Impact of Energy Consumption and Industrial Performance on Carbon Dioxide Emissons in Three Largest Economies of Sub-Saharan Africa
The debate on global climate change has received increasing attention by researchers, and policymakers in both public and private sectors, as well as other relevant stakeholders. The consensus is that excessive emissions of greenhouse gases, particularly carbon dioxide emission, remain a crucial threat to achieving sustainable environmental quality and development across the world. Many influential studies continued to focus on lowering emissions in advanced rich countries, with little attention on developing economies. Although studies have focused on the determinants of carbon dioxide emission in the advanced economies with mixed findings amidst several policy-recommendations, which may not be appropriate for developing economies due to their relative low level of economic subsistence. Hence, this study empirically examines the impact of energy consumption, financial development, foreign direct investment, gross domestic product growth, and industrial performance on carbon dioxide emissions in Nigeria, Ghana, and South Africa by using autoregressive distributive lag (ARDL) model, vector autoregressive and Toda-Yamamoto causality techniques from 1980Q1 to 2017Q1.
The findings reveal the existence of cointegration among the variables in the models of the three studied countries. Similarly, the outcome from the estimated model for Nigeria illustrates a negative and significant relationship between fossil fuel energy consumption, financial development, foreign direct investment, industrial performance, and carbon dioxide emission. The result from the model of Ghana also reveals a negative link among fossil fuel consumption, financial development, foreign direct investment, industrial value, and carbon dioxide discharge. However, the outcome from the South African model shows that financial development, foreign direct investment, economic growth, and industrial value increase the level of carbon dioxide emissions. Moreover, from the impulse response function for Nigeria shows a positive shock among fossil fuel energy consumption and carbon dioxide emission from the short run to longer periods. Similarly, the finding from the impulse response function for Ghana and South Africa also illustrate that shock in energy use accelerates the capacity of carbon dioxide emission in these economies. The estimate from the variance decomposition in Nigeria, Ghana and South Africa reveals a positive and significant shock of fossil fuel energy consumption on carbon dioxide emissions. This means that fossil fuel energy consumption increases the level of carbon dioxide emissions in these countries. Similarly, the result of impulse response for Nigeria, Ghana and South Africa indicates negative shocks of energy consumption, foreign direct investments, credit, and industrial value toward carbon dioxide emissions. However, domestic credit and economic growth positively influence carbon dioxide emissions in South Africa. Nonetheless, the result from variance decomposition for Nigeria, Ghana and South Africa reveals that fossil fuel use, economic growth, foreign direct investments, and industrial performance forecast positively on the trend of carbon dioxide emissions in long-run quarter in these economies. Lastly, the outcome from the Toda-Yamamoto causality test for Nigeria shows the existence of causality between economic growth, industrial value, credit, fossil fuel and carbon dioxide emissions. In the case of Ghana and South Africa, the result reveals no causality among the variables. However, energy resources have no influence on carbon dioxide discharge in South Africa.

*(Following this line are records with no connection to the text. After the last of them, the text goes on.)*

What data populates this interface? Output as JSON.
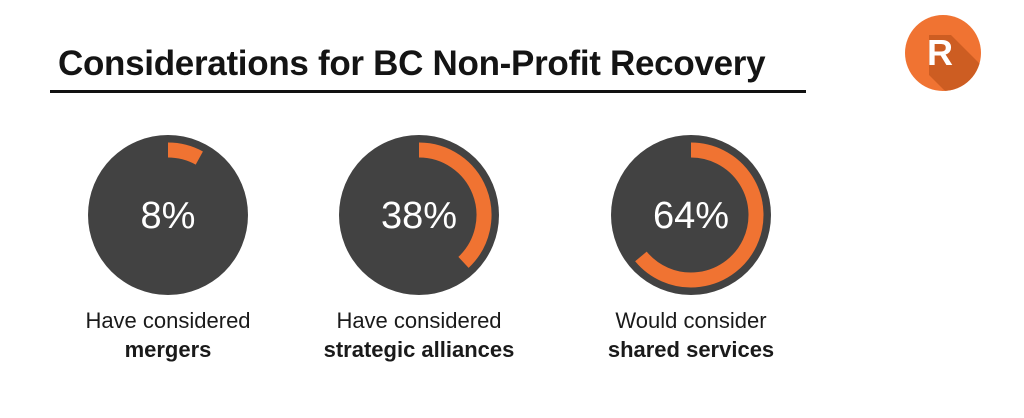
{
  "title": "Considerations for BC Non-Profit Recovery",
  "logo": {
    "letter": "R",
    "icon": "r-logo-icon"
  },
  "colors": {
    "accent": "#f07332",
    "disc": "#424242",
    "value_text": "#ffffff",
    "logo_shadow": "#c2551d"
  },
  "chart_data": {
    "type": "pie",
    "title": "Considerations for BC Non-Profit Recovery",
    "unit": "%",
    "items": [
      {
        "value": 8,
        "label": "8%",
        "caption_line1": "Have considered",
        "caption_line2": "mergers"
      },
      {
        "value": 38,
        "label": "38%",
        "caption_line1": "Have considered",
        "caption_line2": "strategic alliances"
      },
      {
        "value": 64,
        "label": "64%",
        "caption_line1": "Would consider",
        "caption_line2": "shared services"
      }
    ]
  }
}
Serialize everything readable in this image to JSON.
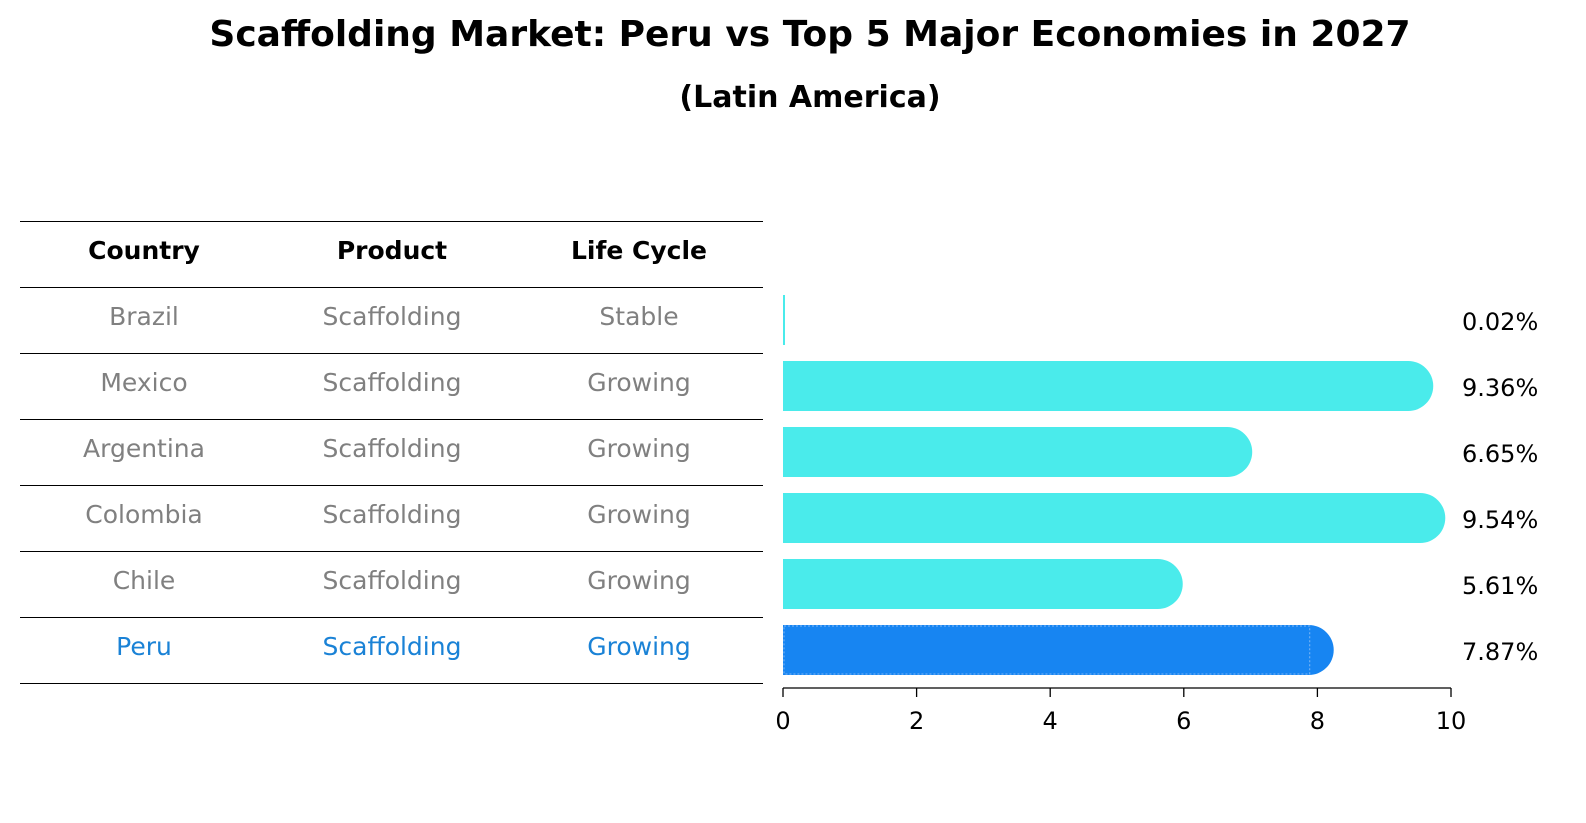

Since the results of fossil fuel energy use, industrial performance, foreign direct investment, and financial development have significant negative impact on the level of carbon dioxide discharge in these countries. It is important for policy makers to emphasize on more appropriate policies that will consider financial reform, sound industrial policies and all avenues that will attract clean foreign investment to stimulate sustainable development in these economies. This could be through further control on high explosion of carbon dioxide emissions by making availability of low emissions technologies, provision of financial incentives that will encourage the use of low carbon dioxide emissions technology and removing trade barriers that will attract foreign investment, human capital development and research. Consequently, policy on the restructuring of financial and industrial sectors should meet up with the designed goals to enhance the level of environmental quality. This entails that it is important to consider policies on mitigation of carbon dioxide emission; especially regarding policies that will promote environmental quality. Based on the findings of the study, energy consumption and financial progress, economic growth and industrial value addition have positive and significant relationship with carbon dioxide discharge. This entails that energy consumption increases the level of carbon dioxide emissions in these countries. Therefore, there is the need for extensive policies on energy use regulations and emphasis should be on other low emission alternatives of energy such as solar, thermal, wind and hydro energy. This will help in mitigation of carbon dioxide discharge and improve the environmental quality in sub-Saharan Africa countries.
From the foregoing, this study recommends the need for relevant stakeholders to implement strategies to reduce carbon emission in the continent to support higher trajectory of environmental quality through adoption of innovative energy technologies to promote intra- and inter-generational equity in the use of natural resources in sustainable manner over time.
The study accentuates the need for financial system regulators to develop regulatory-incentive strategy to encourage banking credit intermediation for businesses to adopt environmentally friendly energy sources in their productive activities. Moreover, governments of these countries should strengthen their environment-related policy frameworks to counteract the import of pollution-intensive industries in a bid to achieve a non-declining trajectory in environmental quality overtime in the African continent.